What not to prune?  How about those ornamental grasses that are by now looking a bit the worse for wear?  Yes, it’s tempting to neaten up the garden by chopping them down now, but if you leave the old stems standing until spring, you provide useful feed for birds and protection from cold for the crown of the plant.  Many of the pennisetums, especially the wonderful Purple Fountain Grass, are frost tender,  so  please leave their old stems until frost danger is past (mid-April in my neighborhood).

Browsing on You-tube I came upon the wonderful series The Victorian Kitchen Garden:  13 episodes created by BBC2 in 1987, it follows the year-long cycle of vegetable and fruit production in a walled English garden in Wiltshire, with delightfully low-key British commentary by the head gardener.  If you are (as the Brits say) a keen veg gardener who aspires to a beautiful and productive plot, be sure to check this out for inspiration and practical tips.
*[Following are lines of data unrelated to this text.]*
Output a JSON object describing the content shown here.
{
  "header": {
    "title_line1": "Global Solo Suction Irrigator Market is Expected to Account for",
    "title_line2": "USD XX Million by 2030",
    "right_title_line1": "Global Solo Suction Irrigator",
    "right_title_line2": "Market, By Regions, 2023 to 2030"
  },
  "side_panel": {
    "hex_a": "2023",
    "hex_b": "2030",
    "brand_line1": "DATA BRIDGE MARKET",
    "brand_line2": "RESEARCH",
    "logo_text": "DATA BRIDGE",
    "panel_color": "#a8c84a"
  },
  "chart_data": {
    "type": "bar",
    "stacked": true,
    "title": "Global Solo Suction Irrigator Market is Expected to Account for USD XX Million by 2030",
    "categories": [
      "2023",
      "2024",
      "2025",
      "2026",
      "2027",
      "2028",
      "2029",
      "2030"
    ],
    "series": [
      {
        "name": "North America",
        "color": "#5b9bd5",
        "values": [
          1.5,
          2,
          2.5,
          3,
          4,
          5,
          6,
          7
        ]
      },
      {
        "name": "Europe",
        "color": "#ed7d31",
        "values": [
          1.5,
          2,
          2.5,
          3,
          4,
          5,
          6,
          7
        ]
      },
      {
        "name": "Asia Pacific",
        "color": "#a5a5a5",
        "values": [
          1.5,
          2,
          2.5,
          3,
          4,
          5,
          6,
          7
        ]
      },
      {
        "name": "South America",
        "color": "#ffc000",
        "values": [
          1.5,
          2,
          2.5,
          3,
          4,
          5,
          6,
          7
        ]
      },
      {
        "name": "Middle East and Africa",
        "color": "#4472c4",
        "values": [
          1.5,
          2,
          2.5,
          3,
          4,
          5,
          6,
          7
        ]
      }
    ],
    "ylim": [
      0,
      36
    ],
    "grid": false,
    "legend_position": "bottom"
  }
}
Great garden visits in the Bay Area!  
I visited the U C Berkeley Botanical Garden for the first time recently: what a great local retreat and education center! Located on the hill above the Greek Theatre it has excellently labeled plant collections from all parts of the world. The lovely Asian planting area is centered around a tranquil waterfall and pond, and the Old Rose Garden is high on the hill with spectacular views to the Golden Gate. Visiting on a cold day in winter, I particularly enjoyed exploring their glass houses with collections of the extremely odd desert plants from all the continents.  

The South African Aloes and Euphorbias are wonderful in their colorful varieties.  The incredibly rock-like Lithops (living stones)  are so bizarre!  What a fun house plant: great for those with a black thumb, as they live in some of the most arid, rocky places on earth.  They are for sale in the gift shop, along with lots of other cool plants and beautifully planted containers.  They also have wall-hanging succulent arrangements: something I mean to try outside next summer.